Ia telah menginstruksikan jajaran kewilayahan untuk segera mendata seluruh bangunan yang melanggar.
“Yang berdiri di atas aliran sungai harus segera ditertibkan. Ini bukan hanya soal aturan, tapi soal keselamatan bersama,” ucapnya.
Ia bahkan menyatakan kesiapannya untuk langsung turun merobohkan bangunan-bangunan liar jika telah mendapat lampu hijau dari Wali Kota.
“Saya tinggal menunggu izin Pak Wali. Kalau sudah oke, saya akan bergerak menertibkan semua bangunan yang melanggar. Ini untuk keselamatan kita semua,” pungkasnya.
Seruan Jaga Lingkungan: “Jangan Zolim”
Selain soal bangunan, Erwin juga menyoroti beberapa praktik pemanfaatan lahan secara sembarangan, seperti kandang domba di wilayah padat penduduk yang tak memiliki izin.

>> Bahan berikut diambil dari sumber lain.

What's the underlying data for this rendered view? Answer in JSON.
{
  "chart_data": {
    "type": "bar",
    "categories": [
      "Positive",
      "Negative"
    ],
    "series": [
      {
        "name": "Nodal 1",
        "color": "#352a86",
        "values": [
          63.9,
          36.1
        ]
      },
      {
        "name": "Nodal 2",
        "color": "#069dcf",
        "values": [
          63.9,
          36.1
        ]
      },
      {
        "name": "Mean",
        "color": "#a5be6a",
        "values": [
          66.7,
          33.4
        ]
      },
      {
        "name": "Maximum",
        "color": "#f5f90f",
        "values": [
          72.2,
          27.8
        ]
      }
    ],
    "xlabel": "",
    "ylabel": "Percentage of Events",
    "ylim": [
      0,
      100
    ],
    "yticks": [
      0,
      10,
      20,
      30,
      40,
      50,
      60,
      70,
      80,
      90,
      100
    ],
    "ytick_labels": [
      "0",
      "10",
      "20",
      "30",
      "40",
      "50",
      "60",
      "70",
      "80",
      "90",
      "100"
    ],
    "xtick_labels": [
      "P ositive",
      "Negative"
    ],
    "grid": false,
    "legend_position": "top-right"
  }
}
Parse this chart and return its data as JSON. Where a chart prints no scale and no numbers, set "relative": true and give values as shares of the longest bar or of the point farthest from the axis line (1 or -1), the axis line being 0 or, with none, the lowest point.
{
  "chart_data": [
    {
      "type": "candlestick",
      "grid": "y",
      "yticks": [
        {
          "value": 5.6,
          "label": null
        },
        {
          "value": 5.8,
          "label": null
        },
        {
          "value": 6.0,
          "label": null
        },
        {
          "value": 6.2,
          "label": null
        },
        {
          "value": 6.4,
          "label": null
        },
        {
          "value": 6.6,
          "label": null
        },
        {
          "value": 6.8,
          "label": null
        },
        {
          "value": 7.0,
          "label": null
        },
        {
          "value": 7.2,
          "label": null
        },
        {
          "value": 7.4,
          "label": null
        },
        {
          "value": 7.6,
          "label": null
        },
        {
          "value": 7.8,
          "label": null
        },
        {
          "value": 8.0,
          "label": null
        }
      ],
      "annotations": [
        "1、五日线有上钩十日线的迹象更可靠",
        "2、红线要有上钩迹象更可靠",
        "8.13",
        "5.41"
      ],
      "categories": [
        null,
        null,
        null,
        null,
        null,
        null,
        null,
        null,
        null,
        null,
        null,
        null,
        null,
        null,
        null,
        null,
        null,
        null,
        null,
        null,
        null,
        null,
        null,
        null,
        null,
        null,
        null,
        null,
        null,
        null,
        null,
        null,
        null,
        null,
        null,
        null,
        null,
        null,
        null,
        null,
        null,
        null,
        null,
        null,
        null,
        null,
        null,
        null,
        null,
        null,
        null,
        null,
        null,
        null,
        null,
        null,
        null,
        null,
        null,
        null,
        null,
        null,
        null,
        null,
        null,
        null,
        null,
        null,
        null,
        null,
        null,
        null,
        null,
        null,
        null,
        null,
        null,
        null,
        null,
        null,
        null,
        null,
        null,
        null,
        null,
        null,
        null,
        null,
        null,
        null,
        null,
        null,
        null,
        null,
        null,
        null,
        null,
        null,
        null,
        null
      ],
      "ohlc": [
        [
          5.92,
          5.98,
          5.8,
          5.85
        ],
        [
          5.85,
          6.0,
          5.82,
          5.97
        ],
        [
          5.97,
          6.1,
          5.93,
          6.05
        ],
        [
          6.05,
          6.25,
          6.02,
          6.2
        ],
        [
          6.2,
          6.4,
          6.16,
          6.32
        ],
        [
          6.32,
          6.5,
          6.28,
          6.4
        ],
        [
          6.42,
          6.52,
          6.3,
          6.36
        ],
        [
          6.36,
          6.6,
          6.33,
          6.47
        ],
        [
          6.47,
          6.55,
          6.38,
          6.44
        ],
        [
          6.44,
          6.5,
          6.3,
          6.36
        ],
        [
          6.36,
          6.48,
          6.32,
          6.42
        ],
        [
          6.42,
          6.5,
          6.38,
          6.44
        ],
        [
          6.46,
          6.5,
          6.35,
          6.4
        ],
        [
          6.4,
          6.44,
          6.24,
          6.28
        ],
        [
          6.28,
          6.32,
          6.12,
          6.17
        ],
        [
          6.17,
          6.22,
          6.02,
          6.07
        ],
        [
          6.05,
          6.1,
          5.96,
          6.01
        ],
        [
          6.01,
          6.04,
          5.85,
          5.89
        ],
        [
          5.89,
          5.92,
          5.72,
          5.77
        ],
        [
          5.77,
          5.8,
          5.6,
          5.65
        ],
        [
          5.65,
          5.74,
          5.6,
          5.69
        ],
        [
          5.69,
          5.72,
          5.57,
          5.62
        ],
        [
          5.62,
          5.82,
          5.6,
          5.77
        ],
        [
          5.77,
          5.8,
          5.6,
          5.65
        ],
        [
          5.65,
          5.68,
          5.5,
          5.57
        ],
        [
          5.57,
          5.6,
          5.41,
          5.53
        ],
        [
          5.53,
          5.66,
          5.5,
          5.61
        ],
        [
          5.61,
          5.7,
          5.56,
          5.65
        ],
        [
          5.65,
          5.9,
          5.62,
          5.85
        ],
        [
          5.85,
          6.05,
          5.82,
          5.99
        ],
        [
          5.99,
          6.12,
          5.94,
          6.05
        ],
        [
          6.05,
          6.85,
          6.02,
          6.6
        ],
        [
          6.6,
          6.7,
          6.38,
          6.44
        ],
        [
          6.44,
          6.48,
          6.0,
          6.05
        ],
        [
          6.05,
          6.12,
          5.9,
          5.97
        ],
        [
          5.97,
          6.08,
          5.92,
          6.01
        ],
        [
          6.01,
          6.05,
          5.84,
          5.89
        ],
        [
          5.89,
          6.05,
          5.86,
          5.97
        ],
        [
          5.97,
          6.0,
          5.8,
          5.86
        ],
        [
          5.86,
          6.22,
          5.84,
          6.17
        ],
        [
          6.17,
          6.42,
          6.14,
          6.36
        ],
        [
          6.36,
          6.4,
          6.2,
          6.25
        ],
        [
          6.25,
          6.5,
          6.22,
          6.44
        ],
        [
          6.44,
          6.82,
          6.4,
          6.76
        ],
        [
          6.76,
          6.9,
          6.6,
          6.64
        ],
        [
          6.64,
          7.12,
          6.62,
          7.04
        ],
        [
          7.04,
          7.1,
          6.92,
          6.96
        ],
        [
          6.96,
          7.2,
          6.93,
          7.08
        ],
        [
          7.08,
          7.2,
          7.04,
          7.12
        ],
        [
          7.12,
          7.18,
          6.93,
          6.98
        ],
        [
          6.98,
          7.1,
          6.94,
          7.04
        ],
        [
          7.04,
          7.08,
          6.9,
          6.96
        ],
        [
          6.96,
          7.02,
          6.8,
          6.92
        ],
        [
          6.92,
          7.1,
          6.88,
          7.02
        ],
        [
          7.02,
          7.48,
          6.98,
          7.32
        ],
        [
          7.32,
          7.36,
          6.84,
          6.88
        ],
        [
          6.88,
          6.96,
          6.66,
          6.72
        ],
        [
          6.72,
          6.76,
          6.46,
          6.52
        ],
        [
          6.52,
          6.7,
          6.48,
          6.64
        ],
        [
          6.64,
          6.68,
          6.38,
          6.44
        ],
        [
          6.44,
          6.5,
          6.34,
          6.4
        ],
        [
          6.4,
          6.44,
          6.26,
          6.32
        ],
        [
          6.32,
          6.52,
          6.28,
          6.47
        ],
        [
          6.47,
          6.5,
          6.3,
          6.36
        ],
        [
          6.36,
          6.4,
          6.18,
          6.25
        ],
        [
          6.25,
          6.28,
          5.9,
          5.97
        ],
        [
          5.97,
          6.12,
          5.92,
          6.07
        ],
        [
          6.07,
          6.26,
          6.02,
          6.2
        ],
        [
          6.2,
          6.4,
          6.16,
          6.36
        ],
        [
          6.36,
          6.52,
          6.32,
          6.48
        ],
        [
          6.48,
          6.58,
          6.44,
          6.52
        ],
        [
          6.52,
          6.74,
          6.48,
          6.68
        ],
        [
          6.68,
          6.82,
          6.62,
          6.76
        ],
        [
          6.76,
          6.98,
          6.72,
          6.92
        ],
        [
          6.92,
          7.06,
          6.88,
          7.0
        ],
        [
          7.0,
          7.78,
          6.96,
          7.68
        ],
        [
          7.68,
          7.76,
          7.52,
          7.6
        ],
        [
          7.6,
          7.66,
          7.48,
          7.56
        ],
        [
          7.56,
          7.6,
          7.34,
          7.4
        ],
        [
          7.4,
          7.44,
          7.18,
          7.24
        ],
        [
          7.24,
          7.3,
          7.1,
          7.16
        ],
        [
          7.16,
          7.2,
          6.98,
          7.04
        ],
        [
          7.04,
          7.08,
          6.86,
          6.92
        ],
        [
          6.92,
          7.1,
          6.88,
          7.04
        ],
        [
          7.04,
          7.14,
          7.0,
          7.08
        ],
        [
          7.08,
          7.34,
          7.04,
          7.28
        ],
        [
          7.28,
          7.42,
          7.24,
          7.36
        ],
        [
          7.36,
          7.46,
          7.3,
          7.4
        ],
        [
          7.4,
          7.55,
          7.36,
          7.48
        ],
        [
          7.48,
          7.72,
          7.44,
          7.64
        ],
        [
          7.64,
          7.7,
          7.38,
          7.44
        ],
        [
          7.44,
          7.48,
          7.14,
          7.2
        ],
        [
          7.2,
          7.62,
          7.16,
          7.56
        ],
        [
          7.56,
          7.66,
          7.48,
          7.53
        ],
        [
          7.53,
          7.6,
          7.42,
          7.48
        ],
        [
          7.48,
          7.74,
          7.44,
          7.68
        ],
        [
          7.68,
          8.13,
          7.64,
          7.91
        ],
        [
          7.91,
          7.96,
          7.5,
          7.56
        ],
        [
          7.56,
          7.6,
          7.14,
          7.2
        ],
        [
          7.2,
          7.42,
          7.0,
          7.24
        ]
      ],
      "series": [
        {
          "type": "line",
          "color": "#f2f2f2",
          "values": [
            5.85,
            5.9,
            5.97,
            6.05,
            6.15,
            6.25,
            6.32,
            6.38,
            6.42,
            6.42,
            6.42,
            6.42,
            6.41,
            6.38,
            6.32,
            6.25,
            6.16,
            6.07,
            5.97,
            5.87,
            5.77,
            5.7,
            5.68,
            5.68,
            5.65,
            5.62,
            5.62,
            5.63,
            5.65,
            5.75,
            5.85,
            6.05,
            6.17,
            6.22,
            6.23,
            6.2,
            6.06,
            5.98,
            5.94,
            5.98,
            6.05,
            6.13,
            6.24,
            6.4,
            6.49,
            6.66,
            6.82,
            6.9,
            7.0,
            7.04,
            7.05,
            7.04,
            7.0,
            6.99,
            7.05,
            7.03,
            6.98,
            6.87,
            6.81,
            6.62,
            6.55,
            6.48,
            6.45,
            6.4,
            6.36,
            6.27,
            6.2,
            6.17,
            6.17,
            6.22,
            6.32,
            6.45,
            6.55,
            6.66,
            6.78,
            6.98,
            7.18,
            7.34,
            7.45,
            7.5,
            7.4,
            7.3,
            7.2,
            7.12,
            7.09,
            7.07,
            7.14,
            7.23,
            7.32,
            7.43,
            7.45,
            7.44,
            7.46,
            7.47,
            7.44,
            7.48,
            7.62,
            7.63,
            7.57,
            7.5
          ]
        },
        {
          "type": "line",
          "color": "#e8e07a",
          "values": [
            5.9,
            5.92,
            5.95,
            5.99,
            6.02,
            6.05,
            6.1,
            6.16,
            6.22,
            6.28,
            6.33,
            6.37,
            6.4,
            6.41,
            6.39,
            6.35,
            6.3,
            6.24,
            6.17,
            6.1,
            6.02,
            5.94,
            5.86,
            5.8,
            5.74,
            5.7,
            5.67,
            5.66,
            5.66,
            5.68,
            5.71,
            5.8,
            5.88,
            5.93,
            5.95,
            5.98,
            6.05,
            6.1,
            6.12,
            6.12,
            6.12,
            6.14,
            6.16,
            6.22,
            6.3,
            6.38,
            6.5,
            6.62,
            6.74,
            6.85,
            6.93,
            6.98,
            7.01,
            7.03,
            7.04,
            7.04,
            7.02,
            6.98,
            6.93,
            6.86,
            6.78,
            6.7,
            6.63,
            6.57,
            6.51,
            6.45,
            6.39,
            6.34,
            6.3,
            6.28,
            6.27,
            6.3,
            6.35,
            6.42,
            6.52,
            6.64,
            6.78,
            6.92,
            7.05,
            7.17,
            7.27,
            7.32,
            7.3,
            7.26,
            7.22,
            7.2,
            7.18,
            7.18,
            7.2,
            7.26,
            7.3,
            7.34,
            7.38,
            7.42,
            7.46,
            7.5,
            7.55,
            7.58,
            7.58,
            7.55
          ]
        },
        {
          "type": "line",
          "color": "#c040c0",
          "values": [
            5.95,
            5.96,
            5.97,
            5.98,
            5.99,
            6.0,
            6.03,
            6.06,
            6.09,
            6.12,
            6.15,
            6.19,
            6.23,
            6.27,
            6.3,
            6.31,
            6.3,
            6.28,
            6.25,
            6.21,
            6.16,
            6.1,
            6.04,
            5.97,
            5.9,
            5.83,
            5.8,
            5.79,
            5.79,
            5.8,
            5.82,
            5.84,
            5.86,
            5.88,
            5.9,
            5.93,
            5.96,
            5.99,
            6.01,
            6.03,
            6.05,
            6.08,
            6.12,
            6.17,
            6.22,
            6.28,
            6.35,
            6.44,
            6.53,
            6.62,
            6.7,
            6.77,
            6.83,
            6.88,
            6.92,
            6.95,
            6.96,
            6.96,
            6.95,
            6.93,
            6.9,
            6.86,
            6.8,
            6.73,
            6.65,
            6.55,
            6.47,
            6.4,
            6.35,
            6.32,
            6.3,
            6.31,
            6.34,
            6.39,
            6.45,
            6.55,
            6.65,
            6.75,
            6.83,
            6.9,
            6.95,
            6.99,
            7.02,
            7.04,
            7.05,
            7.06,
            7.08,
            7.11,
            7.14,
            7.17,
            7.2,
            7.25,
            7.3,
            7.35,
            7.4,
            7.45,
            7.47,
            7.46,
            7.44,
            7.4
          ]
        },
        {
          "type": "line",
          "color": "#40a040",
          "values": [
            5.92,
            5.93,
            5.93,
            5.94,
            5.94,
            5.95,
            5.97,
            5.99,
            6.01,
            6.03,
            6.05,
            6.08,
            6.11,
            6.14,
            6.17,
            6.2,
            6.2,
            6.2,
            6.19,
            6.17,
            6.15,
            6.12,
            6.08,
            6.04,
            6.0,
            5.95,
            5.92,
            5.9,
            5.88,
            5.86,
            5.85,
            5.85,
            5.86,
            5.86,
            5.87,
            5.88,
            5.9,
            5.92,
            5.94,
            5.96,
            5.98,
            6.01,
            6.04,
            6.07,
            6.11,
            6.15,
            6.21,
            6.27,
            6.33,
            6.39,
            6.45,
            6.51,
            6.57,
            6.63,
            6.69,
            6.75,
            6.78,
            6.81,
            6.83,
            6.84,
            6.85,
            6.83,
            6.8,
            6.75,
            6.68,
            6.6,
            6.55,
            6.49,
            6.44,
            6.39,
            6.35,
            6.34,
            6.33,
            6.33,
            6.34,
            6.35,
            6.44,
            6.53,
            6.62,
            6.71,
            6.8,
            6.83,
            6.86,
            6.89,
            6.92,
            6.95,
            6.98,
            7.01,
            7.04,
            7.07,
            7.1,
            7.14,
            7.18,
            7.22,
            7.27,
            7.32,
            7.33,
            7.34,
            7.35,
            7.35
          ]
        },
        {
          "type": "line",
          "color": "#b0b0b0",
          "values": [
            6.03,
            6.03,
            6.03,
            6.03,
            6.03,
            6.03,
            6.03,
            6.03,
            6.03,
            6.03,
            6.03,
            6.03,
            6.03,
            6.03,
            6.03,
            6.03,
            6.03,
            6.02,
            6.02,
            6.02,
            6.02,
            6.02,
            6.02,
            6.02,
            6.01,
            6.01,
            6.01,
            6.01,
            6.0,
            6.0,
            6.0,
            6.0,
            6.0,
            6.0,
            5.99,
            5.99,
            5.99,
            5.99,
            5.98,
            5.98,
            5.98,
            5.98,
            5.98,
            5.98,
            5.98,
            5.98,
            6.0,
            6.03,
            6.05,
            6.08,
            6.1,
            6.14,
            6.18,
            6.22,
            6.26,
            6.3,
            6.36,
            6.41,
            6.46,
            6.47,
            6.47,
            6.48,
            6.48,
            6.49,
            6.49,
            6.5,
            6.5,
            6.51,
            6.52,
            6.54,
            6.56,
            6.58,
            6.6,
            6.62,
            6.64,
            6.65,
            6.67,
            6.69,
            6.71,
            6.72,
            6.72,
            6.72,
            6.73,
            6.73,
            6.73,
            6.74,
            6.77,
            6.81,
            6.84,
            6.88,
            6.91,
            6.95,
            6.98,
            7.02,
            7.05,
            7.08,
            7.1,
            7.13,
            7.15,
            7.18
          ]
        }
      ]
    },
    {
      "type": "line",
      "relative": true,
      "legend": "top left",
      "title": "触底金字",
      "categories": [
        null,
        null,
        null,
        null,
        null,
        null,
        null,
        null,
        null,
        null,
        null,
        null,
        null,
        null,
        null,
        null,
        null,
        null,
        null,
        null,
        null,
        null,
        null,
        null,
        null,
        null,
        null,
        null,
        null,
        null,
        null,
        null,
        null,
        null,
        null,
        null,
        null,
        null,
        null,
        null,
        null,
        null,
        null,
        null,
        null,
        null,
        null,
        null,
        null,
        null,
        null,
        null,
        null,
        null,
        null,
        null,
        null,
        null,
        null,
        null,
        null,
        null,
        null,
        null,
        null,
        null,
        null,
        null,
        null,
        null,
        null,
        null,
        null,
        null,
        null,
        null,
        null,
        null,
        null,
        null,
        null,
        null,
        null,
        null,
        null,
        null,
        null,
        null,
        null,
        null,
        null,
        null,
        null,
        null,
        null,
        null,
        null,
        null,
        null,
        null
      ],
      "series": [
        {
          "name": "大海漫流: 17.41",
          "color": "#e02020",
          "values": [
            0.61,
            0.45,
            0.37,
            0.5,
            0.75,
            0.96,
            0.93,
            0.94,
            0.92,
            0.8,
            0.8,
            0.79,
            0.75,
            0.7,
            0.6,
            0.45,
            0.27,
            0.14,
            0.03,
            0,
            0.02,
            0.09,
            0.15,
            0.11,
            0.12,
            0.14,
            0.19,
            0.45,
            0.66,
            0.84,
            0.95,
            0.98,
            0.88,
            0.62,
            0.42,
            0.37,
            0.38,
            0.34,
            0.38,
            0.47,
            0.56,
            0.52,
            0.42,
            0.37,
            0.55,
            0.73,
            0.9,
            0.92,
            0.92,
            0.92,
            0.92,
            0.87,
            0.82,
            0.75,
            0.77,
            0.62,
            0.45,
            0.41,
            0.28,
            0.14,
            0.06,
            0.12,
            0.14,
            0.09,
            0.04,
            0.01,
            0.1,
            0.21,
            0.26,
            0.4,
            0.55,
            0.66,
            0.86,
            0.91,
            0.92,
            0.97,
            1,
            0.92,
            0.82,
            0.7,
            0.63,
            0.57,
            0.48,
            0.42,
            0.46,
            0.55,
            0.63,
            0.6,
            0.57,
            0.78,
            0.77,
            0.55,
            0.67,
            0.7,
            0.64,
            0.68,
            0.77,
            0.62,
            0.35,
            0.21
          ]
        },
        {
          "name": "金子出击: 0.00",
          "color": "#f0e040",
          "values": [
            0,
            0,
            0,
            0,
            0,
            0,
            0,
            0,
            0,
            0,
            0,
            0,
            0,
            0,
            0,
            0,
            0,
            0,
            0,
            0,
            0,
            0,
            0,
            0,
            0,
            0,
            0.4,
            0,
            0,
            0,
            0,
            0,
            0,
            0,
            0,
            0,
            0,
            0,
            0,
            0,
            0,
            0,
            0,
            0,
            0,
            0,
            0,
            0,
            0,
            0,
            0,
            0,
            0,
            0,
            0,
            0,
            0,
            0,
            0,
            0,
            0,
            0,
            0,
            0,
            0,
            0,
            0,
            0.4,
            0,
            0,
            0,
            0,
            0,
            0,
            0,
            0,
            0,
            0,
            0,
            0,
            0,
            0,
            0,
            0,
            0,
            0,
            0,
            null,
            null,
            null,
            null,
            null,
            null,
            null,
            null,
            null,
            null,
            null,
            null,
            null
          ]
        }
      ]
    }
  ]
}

Ia menegaskan pentingnya mempertimbangkan aspek sosial dan lingkungan sebelum membangun.
“Solokan, sungai, dan bantaran itu milik warga Kota Bandung. Kalau dibangun seenaknya, itu artinya mengambil hak orang lain. Dalam agama pun itu disebut tindakan zolim,” katanya tegas.
Pemkot Salurkan Bantuan dan Terus Imbau Warga
Sejumlah bantuan logistik telah mulai disalurkan kepada warga terdampak. Pemkot Bandung terus mengimbau agar warga tidak membangun di area rawan bencana seperti bantaran sungai demi keselamatan bersama.